Before we can calculate the volume of the pyramid, we need to work out the length of each side of the square base. We know that the perimeter of the base is equal to 176 centimeters. The side length 𝑙 is therefore equal to 176 divided by four. This is equal to 44 centimeters. The volume of the pyramid is therefore equal to one-third multiplied by 44 squared multiplied by 48, as 48 is the height of the square-based pyramid. Clearing some space and typing this into the calculator gives us 30976. The volume of the square-based pyramids is 30976 cubic centimeters. As this value is less than the volume of the cone, 36652 cubic centimeters, the shape that has the greater volume is the cone.

We will now summarize the key points from this video. A cone is a three-dimensional shape with a circular base and a curved side that ends in a single vertex or apex. The volume of a cone can be calculated using the formula one-third 𝜋𝑟 squared multiplied by ℎ. The 𝜋𝑟 squared part of the formula corresponds to the area of the circular base, where 𝑟 is the radius. ℎ is known as the perpendicular height; this is the vertical or perpendicular distance from the apex to the base.

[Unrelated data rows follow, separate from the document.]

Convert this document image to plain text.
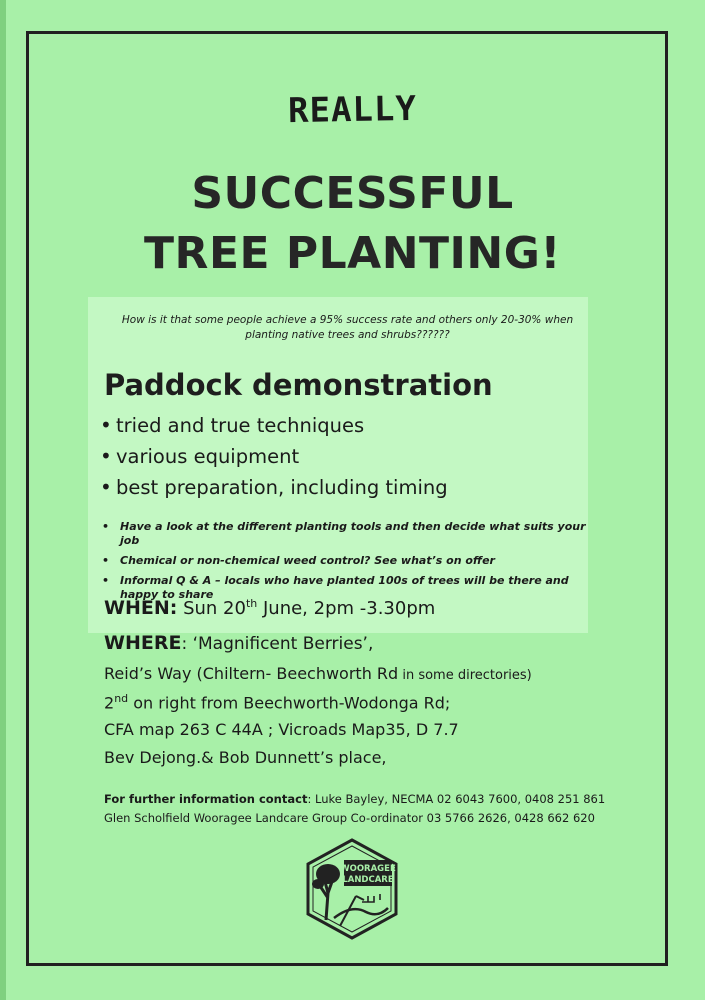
REALLY
SUCCESSFUL
TREE PLANTING!
How is it that some people achieve a 95% success rate and others only 20-30% when planting native trees and shrubs??????
Paddock demonstration
• tried and true techniques
• various equipment
• best preparation, including timing
• Have a look at the different planting tools and then decide what suits your job
• Chemical or non-chemical weed control? See what’s on offer
• Informal Q & A – locals who have planted 100s of trees will be there and happy to share
WHEN: Sun 20th June, 2pm -3.30pm
WHERE: ‘Magnificent Berries’,
Reid’s Way (Chiltern- Beechworth Rd in some directories)
2nd on right from Beechworth-Wodonga Rd;
CFA map 263 C 44A ; Vicroads Map35, D 7.7
Bev Dejong.& Bob Dunnett’s place,
For further information contact: Luke Bayley, NECMA 02 6043 7600, 0408 251 861
Glen Scholfield Wooragee Landcare Group Co-ordinator 03 5766 2626, 0428 662 620
WOORAGEE
LANDCARE
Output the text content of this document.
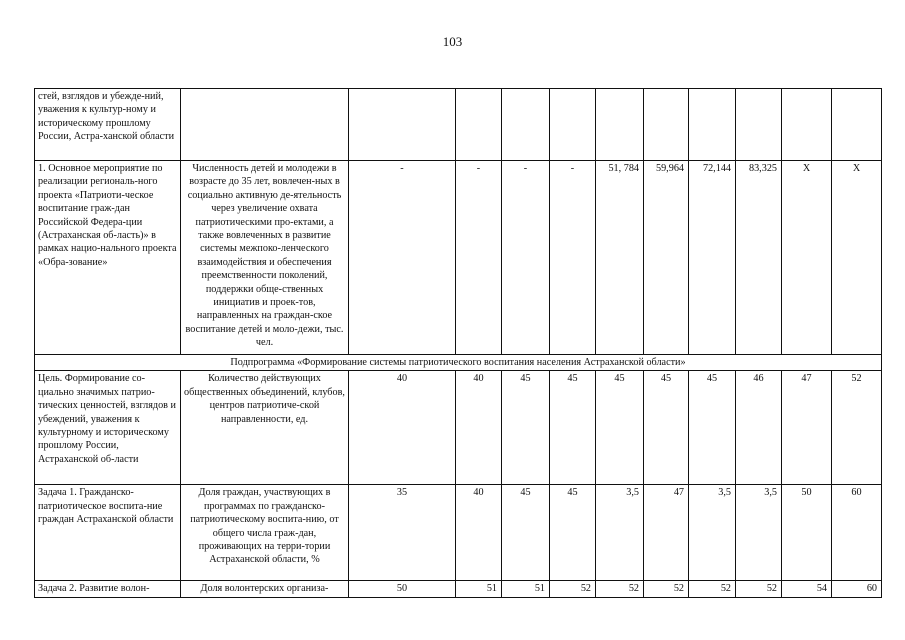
103
стей, взглядов и убежде-ний, уважения к культур-ному и историческому прошлому России, Астра-ханской области											
1. Основное мероприятие по реализации региональ-ного проекта «Патриоти-ческое воспитание граж-дан Российской Федера-ции (Астраханская об-ласть)» в рамках нацио-нального проекта «Обра-зование»	Численность детей и молодежи в возрасте до 35 лет, вовлечен-ных в социально активную де-ятельность через увеличение охвата патриотическими про-ектами, а также вовлеченных в развитие системы межпоко-ленческого взаимодействия и обеспечения преемственности поколений, поддержки обще-ственных инициатив и проек-тов, направленных на граждан-ское воспитание детей и моло-дежи, тыс. чел.	-	-	-	-	51, 784	59,964	72,144	83,325	Х	Х
Подпрограмма «Формирование системы патриотического воспитания населения Астраханской области»											
Цель. Формирование со-циально значимых патрио-тических ценностей, взглядов и убеждений, уважения к культурному и историческому прошлому России, Астраханской об-ласти	Количество действующих общественных объединений, клубов, центров патриотиче-ской направленности, ед.	40	40	45	45	45	45	45	46	47	52
Задача 1. Гражданско-патриотическое воспита-ние граждан Астраханской области	Доля граждан, участвующих в программах по гражданско-патриотическому воспита-нию, от общего числа граж-дан, проживающих на терри-тории Астраханской области, %	35	40	45	45	3,5	47	3,5	3,5	50	60
Задача 2. Развитие волон-	Доля волонтерских организа-	50	51	51	52	52	52	52	52	54	60
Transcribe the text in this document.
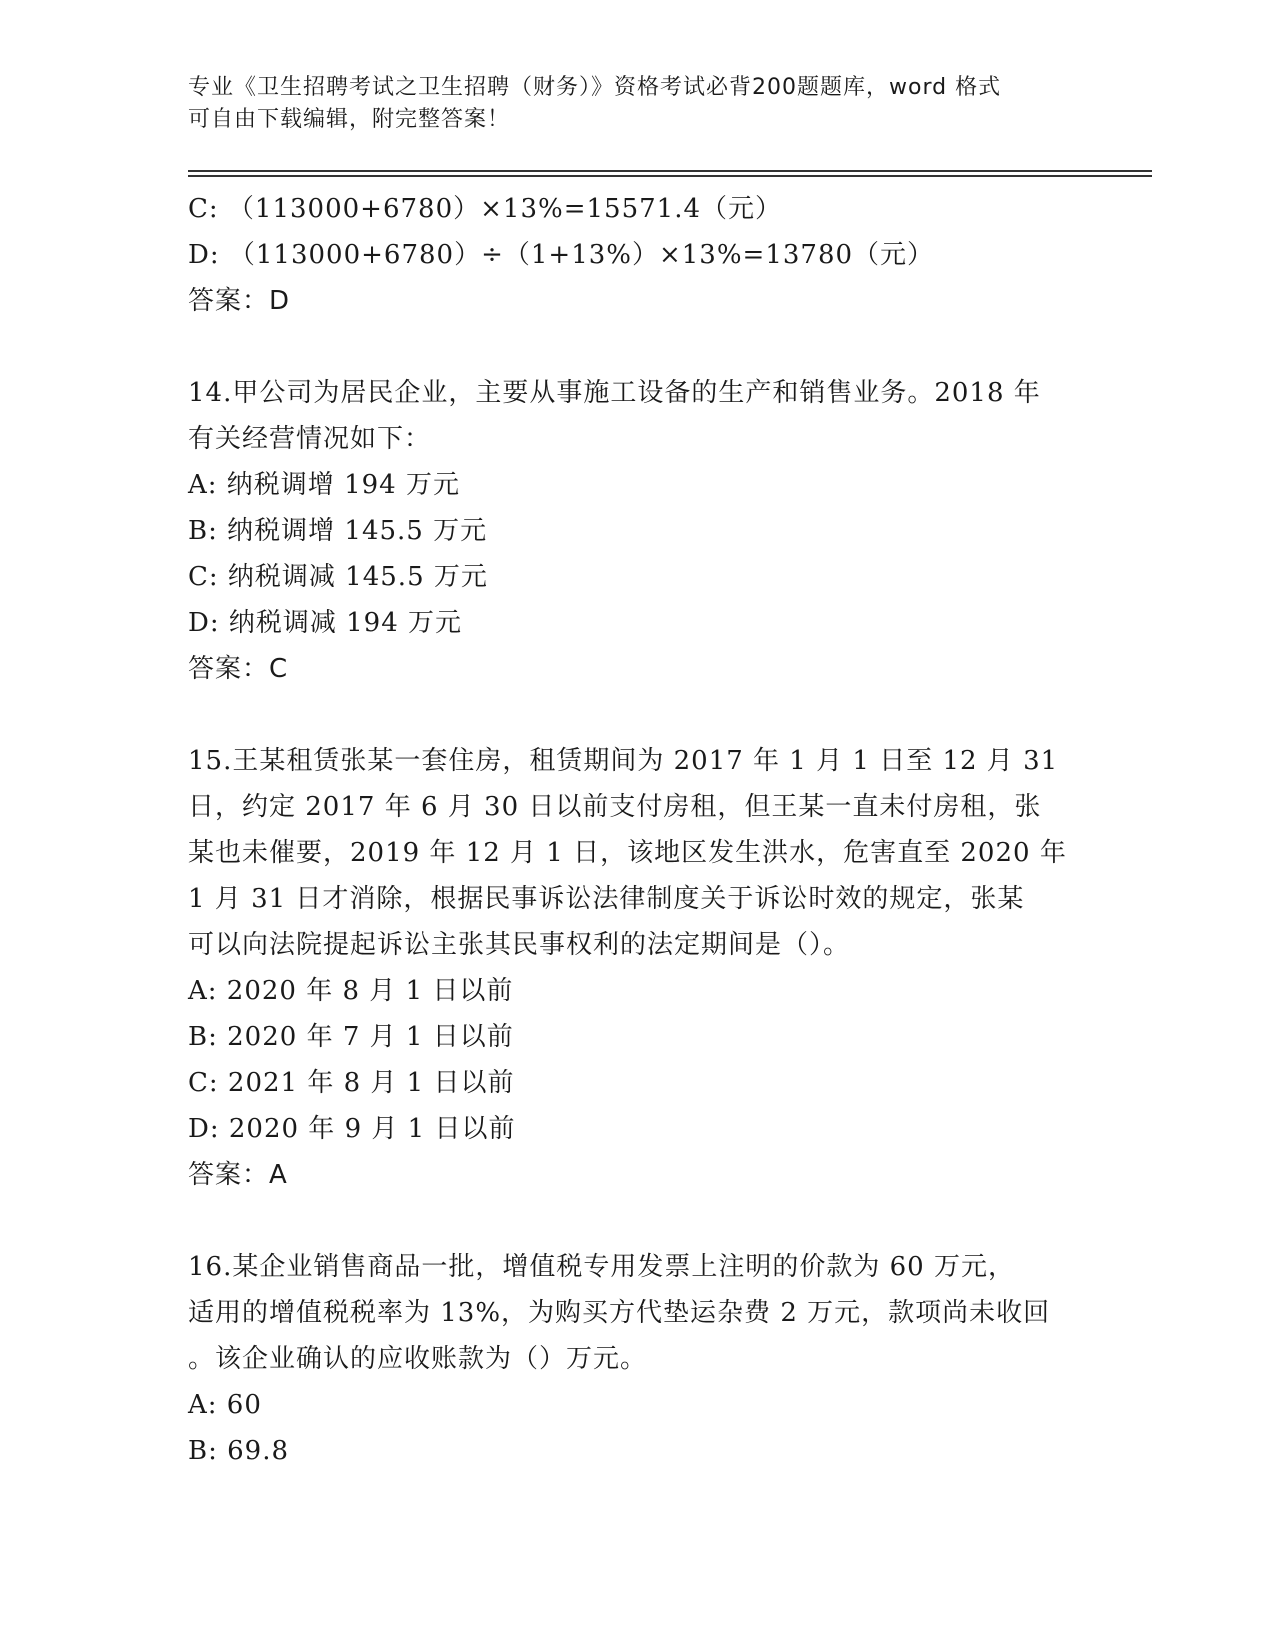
专业《卫生招聘考试之卫生招聘（财务）》资格考试必背200题题库，word 格式
可自由下载编辑，附完整答案！
C: （113000+6780）×13%=15571.4（元）
D: （113000+6780）÷（1+13%）×13%=13780（元）
答案：D
14.甲公司为居民企业，主要从事施工设备的生产和销售业务。2018 年
有关经营情况如下：
A: 纳税调增 194 万元
B: 纳税调增 145.5 万元
C: 纳税调减 145.5 万元
D: 纳税调减 194 万元
答案：C
15.王某租赁张某一套住房，租赁期间为 2017 年 1 月 1 日至 12 月 31
日，约定 2017 年 6 月 30 日以前支付房租，但王某一直未付房租，张
某也未催要，2019 年 12 月 1 日，该地区发生洪水，危害直至 2020 年
1 月 31 日才消除，根据民事诉讼法律制度关于诉讼时效的规定，张某
可以向法院提起诉讼主张其民事权利的法定期间是（）。
A: 2020 年 8 月 1 日以前
B: 2020 年 7 月 1 日以前
C: 2021 年 8 月 1 日以前
D: 2020 年 9 月 1 日以前
答案：A
16.某企业销售商品一批，增值税专用发票上注明的价款为 60 万元，
适用的增值税税率为 13%，为购买方代垫运杂费 2 万元，款项尚未收回
。该企业确认的应收账款为（）万元。
A: 60
B: 69.8
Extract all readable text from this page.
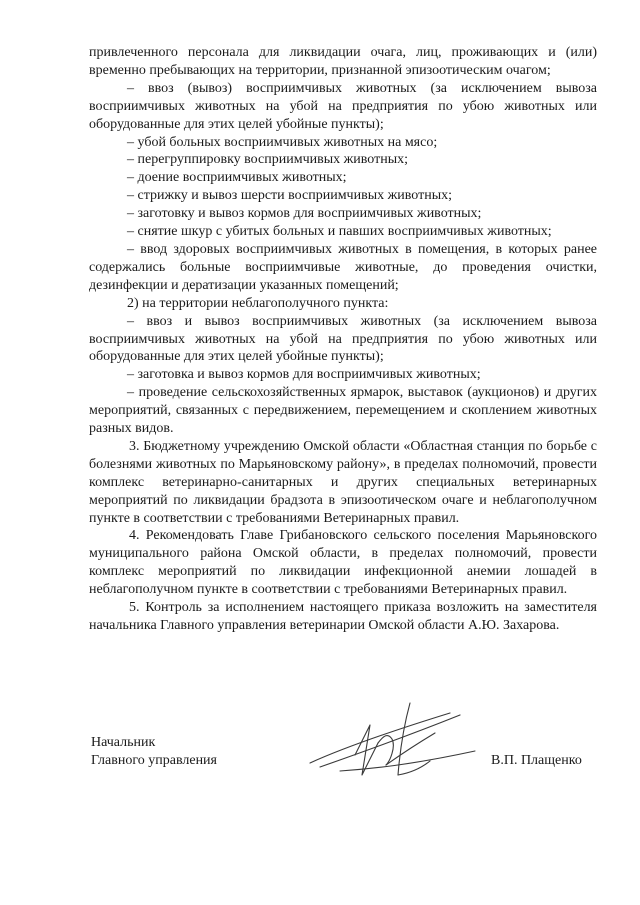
привлеченного персонала для ликвидации очага, лиц, проживающих и (или) временно пребывающих на территории, признанной эпизоотическим очагом;

– ввоз (вывоз) восприимчивых животных (за исключением вывоза восприимчивых животных на убой на предприятия по убою животных или оборудованные для этих целей убойные пункты);

– убой больных восприимчивых животных на мясо;

– перегруппировку восприимчивых животных;

– доение восприимчивых животных;

– стрижку и вывоз шерсти восприимчивых животных;

– заготовку и вывоз кормов для восприимчивых животных;

– снятие шкур с убитых больных и павших восприимчивых животных;

– ввод здоровых восприимчивых животных в помещения, в которых ранее содержались больные восприимчивые животные, до проведения очистки, дезинфекции и дератизации указанных помещений;

2) на территории неблагополучного пункта:

– ввоз и вывоз восприимчивых животных (за исключением вывоза восприимчивых животных на убой на предприятия по убою животных или оборудованные для этих целей убойные пункты);

– заготовка и вывоз кормов для восприимчивых животных;

– проведение сельскохозяйственных ярмарок, выставок (аукционов) и других мероприятий, связанных с передвижением, перемещением и скоплением животных разных видов.

3. Бюджетному учреждению Омской области «Областная станция по борьбе с болезнями животных по Марьяновскому району», в пределах полномочий, провести комплекс ветеринарно-санитарных и других специальных ветеринарных мероприятий по ликвидации брадзота в эпизоотическом очаге и неблагополучном пункте в соответствии с требованиями Ветеринарных правил.

4. Рекомендовать Главе Грибановского сельского поселения Марьяновского муниципального района Омской области, в пределах полномочий, провести комплекс мероприятий по ликвидации инфекционной анемии лошадей в неблагополучном пункте в соответствии с требованиями Ветеринарных правил.

5. Контроль за исполнением настоящего приказа возложить на заместителя начальника Главного управления ветеринарии Омской области А.Ю. Захарова.

Начальник
Главного управления	В.П. Плащенко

When dealing with a right cone, this height goes from the apex to the center of the circular base. We saw that the volume of a cone is measured in cubic units, for example, cubic centimeters, cubic meters, or cubic inches. We can use the formula to not only calculate the volume of a cone, but also its radius or height if we are given the other variables. As seen in the final example, we can also compare the volumes of different three-dimensional shapes.